Speakers at this year’s conference, which focused on “The Great Transition,” explored creative and collaborative ways unions can join with our allies to address the energy crisis, get people back to work and use stimulus dollars to build sustainable and green economic growth, while restoring fairness to the workforce.

California Labor Federation Executive Secretary-Treasurer Art Pulaski opened the conference.

A green-collar job is not necessarily a good job. The challenge that we have here is how to make it so. Together, this unique collection of people can create the kind of real sustainability we need in the great transition to the new economy.

In the morning plenary, AFL-CIO Policy Director Thea Lee said we have to act boldly to rebuild our economy:

We’re not talking about a small change. We’re talking about fundamental economic transformation. Right now we have a once in a lifetime opportunity for all of us to come together and say, “We need a new economic model,” and we have the power to put it in place. The stimulus package was a good start, but it’s not enough. We need to continue to push the government to do the right thing, to be bold.

Experts from across the board agree that restoring workers’ freedom to bargain collectively for economic well-being is an essential component to regaining economic stability and growth.

Thomas Kochan of the Institute for Work and Employment Research at the Massachusetts Institute of Technology put it this way:

Unions are historically the most successful and consistent engine for economic progress to improve wages and benefits. If we have any hope of restoring the middle class and bringing about economic recovery and shared prosperity. We have to restore collective bargaining by passing the Employee Free Choice Act.

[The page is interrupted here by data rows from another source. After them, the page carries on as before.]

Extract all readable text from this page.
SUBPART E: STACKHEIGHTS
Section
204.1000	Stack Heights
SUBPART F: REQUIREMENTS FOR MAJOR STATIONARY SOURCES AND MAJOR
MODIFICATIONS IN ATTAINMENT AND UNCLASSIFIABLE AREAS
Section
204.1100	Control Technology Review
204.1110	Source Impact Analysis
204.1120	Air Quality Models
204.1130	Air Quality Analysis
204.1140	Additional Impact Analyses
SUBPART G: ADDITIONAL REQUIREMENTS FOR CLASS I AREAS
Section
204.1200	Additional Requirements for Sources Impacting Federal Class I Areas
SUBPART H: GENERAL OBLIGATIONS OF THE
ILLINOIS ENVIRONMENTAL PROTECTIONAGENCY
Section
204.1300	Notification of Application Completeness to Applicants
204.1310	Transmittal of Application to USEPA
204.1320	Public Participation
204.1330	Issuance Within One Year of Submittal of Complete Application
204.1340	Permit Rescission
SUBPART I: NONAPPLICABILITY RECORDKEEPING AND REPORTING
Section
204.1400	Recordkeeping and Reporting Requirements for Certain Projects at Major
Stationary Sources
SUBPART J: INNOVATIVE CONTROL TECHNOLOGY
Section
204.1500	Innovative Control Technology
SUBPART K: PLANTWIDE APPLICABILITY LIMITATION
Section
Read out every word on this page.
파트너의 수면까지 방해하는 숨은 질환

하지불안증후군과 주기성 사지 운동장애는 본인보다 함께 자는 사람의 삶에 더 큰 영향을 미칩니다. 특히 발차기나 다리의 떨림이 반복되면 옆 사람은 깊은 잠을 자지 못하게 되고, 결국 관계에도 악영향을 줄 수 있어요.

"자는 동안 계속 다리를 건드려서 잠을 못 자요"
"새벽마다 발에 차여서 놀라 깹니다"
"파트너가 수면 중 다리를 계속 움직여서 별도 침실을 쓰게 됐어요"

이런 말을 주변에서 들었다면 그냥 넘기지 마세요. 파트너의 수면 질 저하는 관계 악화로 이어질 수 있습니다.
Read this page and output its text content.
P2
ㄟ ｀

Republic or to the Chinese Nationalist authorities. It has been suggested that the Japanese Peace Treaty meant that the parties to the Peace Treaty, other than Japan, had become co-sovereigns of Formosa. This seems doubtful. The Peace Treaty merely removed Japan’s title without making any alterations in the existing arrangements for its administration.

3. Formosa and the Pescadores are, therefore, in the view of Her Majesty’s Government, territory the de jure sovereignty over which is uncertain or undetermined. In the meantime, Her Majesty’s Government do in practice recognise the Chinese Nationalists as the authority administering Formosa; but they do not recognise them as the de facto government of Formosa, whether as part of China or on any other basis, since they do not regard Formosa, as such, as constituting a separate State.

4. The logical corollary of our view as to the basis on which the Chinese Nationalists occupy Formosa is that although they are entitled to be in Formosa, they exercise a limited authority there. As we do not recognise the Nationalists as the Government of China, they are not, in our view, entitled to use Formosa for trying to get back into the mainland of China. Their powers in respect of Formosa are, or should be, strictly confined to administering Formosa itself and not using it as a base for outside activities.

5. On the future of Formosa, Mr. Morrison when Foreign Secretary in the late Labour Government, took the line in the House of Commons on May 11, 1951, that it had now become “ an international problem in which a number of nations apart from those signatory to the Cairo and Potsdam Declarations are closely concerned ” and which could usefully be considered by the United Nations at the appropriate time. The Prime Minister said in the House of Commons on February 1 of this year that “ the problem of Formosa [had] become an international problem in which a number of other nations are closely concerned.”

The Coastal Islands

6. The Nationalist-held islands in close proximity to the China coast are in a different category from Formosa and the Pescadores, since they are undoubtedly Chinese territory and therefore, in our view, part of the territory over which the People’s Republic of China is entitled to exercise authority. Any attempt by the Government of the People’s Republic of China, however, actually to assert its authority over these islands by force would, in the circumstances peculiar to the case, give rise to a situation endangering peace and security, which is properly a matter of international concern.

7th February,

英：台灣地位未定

Many workshops highlighted specific tools and programs already in place to help workers through the transition, including job training apprenticeship programs, work sharing alternatives to layoffs and government assistance for displaced workers. Christine Owens, executive director of National Employment Law Project, told participants:

Unemployment insurance (UI) isn’t just about modest income during job loss—It’s about having access to services and the opportunity to look for jobs. President Obama sees that we need to do a better job integrating UI with education and training. UI can help workers move into new careers so there’s a better match between what workers can do and what employers need.

The conference concluded with a special roundtable discussion on the “Green New Deal,” featuring Phil Angelides, chairman of the Apollo Alliance; Carl Pope, executive director of the Sierra Club; and economist James Galbraith.

Pope’s closing remarks put the exclamation point on the conference’s overall message:

For 25 years, we’ve tried to build an economy by building the penthouse first, and hoping it will all trickle down. But it’s the workers at the foundation level that really need the training, opportunities, livelihoods and communities that grow our economy. Let’s build the foundation first.